LATER, Mr Bruton was asked by his own counsel whether he personally received contributions "at election times or at later times". He replied: "It was at election time. And these contributions were not sought by me at all, entirely unsolicited, but people would just make contributions which would be used towards the local campaign, or passed on to party headquarters, depending."

It seems to me that a reasonable person would have concluded:

(a) that John Bruton, as leader of Fine Gael, would not, in general, learn of financial contributions, and that if he did so at all, it would be only on a random basis;

(b) that John Bruton received contributions only at election time; and

(c) that John Bruton did not personally solicit contributions.

We learned last week:

(a) that John Bruton, as leader of Fine Gael, dealt personally with an unspecified number of wealthy individuals and must have known on a far from random basis whether those individuals did or did not make contributions to the party;

(b) that John Bruton secured some contributions for his party other than at election times; and

(c) that John Bruton personally solicited contributions from an unspecified number of individuals or companies.

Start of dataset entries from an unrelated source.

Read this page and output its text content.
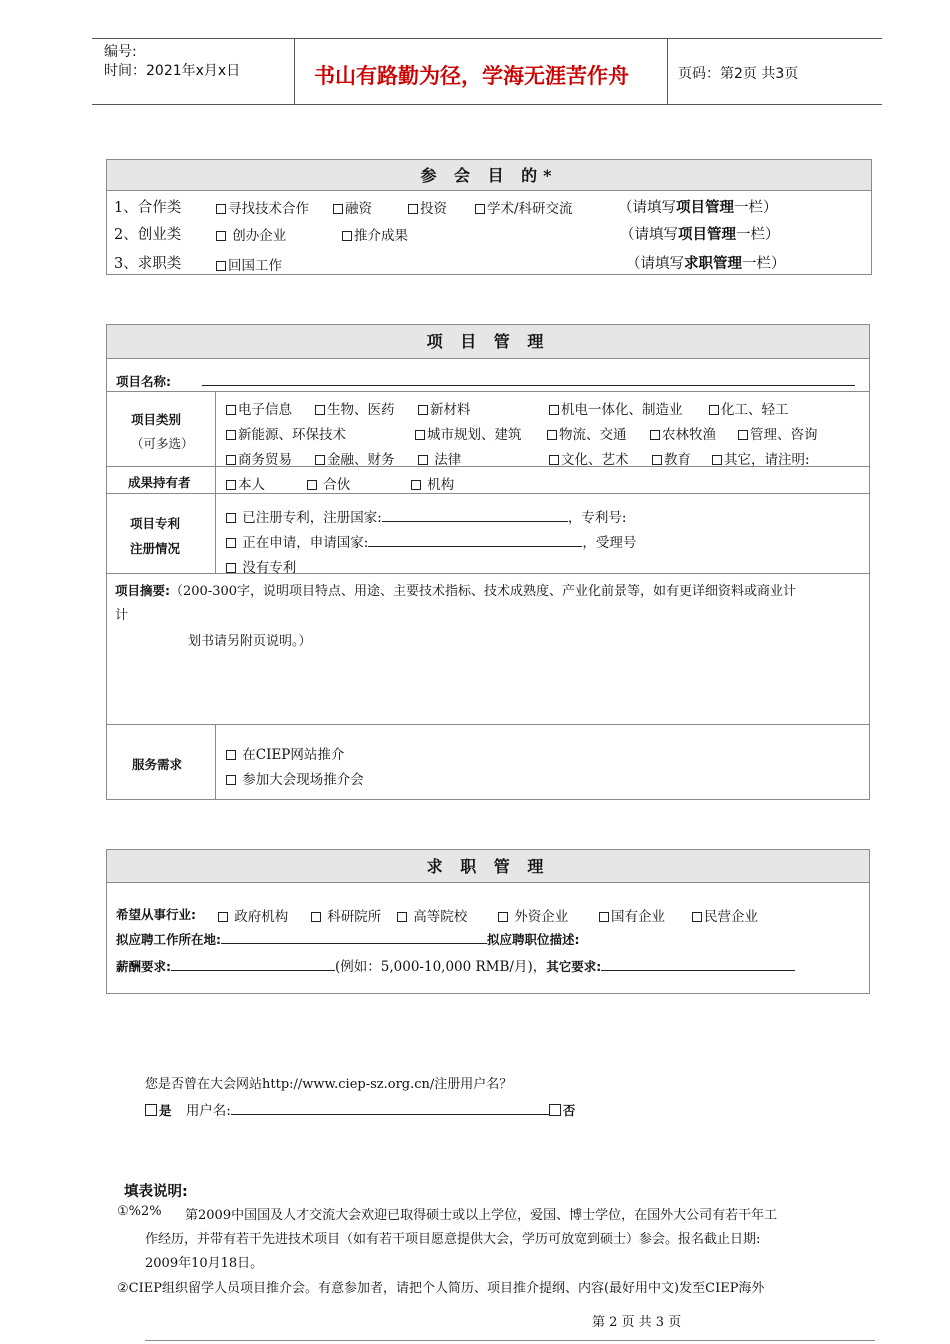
编号:
时间：2021年x月x日	书山有路勤为径，学海无涯苦作舟	页码：第2页 共3页
参 会 目 的*
1、合作类	寻找技术合作	融资	投资	学术/科研交流	（请填写项目管理一栏）
2、创业类	创办企业	推介成果	（请填写项目管理一栏）
3、求职类	回国工作	（请填写求职管理一栏）
项 目 管 理
项目名称:
项目类别
（可多选）
电子信息	生物、医药	新材料	机电一体化、制造业	化工、轻工
新能源、环保技术	城市规划、建筑	物流、交通	农林牧渔	管理、咨询
商务贸易	金融、财务	法律	文化、艺术	教育	其它，请注明:
成果持有者	本人	合伙	机构
项目专利
注册情况
已注册专利，注册国家:	，专利号:
正在申请，申请国家:	，受理号
没有专利
项目摘要:（200-300字，说明项目特点、用途、主要技术指标、技术成熟度、产业化前景等，如有更详细资料或商业计
划书请另附页说明。）
计
服务需求
在CIEP网站推介
参加大会现场推介会
求 职 管 理
希望从事行业:	政府机构	科研院所	高等院校	外资企业	国有企业	民营企业
拟应聘工作所在地:	拟应聘职位描述:
薪酬要求:	(例如：5,000-10,000 RMB/月)，其它要求:
您是否曾在大会网站http://www.ciep-sz.org.cn/注册用户名？
是 用户名:	否
填表说明:
①%2% 第2009中国国及人才交流大会欢迎已取得硕士或以上学位，爱国、博士学位，在国外大公司有若干年工
作经历，并带有若干先进技术项目（如有若干项目愿意提供大会，学历可放宽到硕士）参会。报名截止日期:
2009年10月18日。
②CIEP组织留学人员项目推介会。有意参加者，请把个人简历、项目推介提纲、内容(最好用中文)发至CIEP海外
第 2 页 共 3 页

I don't believe that John Bruton intended to conceal these facts in 1992, but the fact is that they could not possibly have been deduced from his evidence. As far as the public record up to the early hours of Thursday morning last week was concerned, the leaders of great political parties did not go around asking fat cats for a lick of their cream.

Now that the public record has been changed, every shred of justification for the old system has been torn away. The niceties of silent trustees and unknowing politicians have dissolved and we are left with the naked and rather humiliating picture of very senior politicians tapping private individuals for money.

If politicians are serious about restoring public confidence, then they must realise that a byzantine examination of the Price Waterhouse report and a deeply inadequate Electoral Bill have no chance of doing the job. The public has a right to know, not just what the Price Waterhouse report says, but who paid off over £4 million in debts for Fianna Fail and Fine Gael since 1992.

If it's OK for the parties to name Dunnes Stores when the pressure is on, why is not OK to name donors who contributed more than £4,000 in the same period? And if the aim of the Electoral Bill is, as we are told, effectively to prevent the donation of large sums of money to political parties by forcing the disclosure of such donations, why not prohibit such donations altogether?